Louisa first started noticing signs of breast cancer in March of 1849. She passed away May 16th, 1850. She was 35 years old.

"New Discoveries"

Earlier this year, Don Bradley gave a presentation at the FAIR conference attempting to push Louisa's marriage date back to sometime in 1842. This, he argues, would mean that Joseph Smith started taking already married and already pregnant women as his plural wives in Nauvoo before transitioning to taking single women. He argues that this would change Joseph Smith's motivations for polygamy away from sex.
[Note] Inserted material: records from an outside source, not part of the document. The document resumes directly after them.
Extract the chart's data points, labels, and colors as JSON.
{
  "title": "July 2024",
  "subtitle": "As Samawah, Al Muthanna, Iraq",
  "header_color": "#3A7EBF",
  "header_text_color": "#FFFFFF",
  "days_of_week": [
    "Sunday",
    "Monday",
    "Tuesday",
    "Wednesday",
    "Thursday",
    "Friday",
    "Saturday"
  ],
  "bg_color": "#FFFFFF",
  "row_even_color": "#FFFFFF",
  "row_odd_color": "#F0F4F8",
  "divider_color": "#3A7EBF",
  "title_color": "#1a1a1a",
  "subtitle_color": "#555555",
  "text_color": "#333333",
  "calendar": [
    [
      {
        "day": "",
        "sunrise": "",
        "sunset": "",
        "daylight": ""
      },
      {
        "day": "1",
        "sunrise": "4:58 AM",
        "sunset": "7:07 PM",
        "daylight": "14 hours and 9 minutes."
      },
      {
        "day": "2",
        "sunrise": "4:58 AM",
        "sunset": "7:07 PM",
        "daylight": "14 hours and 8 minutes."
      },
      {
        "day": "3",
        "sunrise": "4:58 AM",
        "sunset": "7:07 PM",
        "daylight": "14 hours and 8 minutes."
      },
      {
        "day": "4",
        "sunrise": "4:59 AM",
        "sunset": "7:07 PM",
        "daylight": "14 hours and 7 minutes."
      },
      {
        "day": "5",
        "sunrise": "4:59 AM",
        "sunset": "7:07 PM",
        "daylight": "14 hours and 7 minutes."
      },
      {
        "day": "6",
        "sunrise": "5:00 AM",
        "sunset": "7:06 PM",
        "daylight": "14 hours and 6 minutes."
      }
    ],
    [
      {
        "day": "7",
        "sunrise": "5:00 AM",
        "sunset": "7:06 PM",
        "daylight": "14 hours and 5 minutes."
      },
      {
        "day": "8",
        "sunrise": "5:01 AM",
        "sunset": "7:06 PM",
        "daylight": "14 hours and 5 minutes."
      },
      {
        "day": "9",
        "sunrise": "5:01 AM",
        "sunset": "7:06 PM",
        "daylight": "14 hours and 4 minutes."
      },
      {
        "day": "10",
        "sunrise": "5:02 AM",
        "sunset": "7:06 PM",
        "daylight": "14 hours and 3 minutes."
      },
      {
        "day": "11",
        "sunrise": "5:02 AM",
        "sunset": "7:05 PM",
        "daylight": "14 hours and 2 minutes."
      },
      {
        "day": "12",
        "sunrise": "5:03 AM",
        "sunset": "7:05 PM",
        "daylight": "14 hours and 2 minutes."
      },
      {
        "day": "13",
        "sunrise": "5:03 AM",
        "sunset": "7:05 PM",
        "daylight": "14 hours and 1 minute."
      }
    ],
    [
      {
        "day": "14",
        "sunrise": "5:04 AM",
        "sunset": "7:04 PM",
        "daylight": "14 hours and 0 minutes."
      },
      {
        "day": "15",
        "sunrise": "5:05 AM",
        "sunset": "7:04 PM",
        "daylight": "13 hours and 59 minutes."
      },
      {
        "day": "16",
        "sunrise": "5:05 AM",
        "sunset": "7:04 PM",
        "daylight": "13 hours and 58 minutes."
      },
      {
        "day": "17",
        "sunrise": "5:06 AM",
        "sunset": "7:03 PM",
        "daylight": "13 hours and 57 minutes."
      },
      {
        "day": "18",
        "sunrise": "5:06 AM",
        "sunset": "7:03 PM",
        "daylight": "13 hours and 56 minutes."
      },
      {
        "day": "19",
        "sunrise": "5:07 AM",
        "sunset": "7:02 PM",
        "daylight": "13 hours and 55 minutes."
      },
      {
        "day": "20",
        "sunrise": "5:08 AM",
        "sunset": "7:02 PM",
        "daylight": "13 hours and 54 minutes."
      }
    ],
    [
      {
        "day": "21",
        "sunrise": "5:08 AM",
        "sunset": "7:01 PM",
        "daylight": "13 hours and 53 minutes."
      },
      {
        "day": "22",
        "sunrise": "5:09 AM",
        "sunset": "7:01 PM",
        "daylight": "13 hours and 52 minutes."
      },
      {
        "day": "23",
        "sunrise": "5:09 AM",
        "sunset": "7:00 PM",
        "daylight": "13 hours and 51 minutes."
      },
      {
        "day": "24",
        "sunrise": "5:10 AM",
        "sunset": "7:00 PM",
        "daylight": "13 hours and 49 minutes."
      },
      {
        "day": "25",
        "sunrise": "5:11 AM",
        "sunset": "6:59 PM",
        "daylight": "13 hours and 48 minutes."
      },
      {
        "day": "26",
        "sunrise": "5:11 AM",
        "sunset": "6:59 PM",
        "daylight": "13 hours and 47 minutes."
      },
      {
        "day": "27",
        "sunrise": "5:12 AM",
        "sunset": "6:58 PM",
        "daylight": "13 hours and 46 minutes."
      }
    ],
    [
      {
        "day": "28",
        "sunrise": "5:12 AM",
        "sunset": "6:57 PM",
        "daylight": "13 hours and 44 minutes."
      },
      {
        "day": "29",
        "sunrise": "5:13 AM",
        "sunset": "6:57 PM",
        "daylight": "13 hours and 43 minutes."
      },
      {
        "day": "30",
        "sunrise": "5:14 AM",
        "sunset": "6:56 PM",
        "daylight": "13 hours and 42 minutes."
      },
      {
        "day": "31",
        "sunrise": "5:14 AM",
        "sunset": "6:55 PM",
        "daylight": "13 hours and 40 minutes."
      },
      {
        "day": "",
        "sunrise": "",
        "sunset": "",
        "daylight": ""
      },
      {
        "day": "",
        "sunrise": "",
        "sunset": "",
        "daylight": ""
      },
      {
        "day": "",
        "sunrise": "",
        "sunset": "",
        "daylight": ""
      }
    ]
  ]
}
I joined with Carah Burrell, or Nuancehoe, and gave a response to Bradley's research. 

Intercourse 
while pregnant?

1841

One of Don Bradley's main arguments is that the medical idea during the 1800s is that men did NOT have sexual intercourse with pregnant women, believing that doing so would cause harm to the baby. 

However, in the book "A System of Midwifery" published in Philadelphia in 1841 by a Dr. Edward Rigby, we see on page 144 the following:

"Too frequent sexual intercourse during the early months of pregnancy is peculiarly liable to excite abortion."

So the medical practice of the 1800s, according to this doctor, was that too frequent sex too early on could cause harm to the baby. The way I'm understanding this, is that Joseph Smith marrying women who were seven, eight, nine months pregnant (as was the case with Zina Huntington and Mary Elizabeth Lightner), would make them perfect candidates for sexual intercourse. They're too far along in their pregnancy to cause harm and the "too frequent" part would be not likely be a problem and they're already married so Joseph is less likely to be found out participating in this secret practice.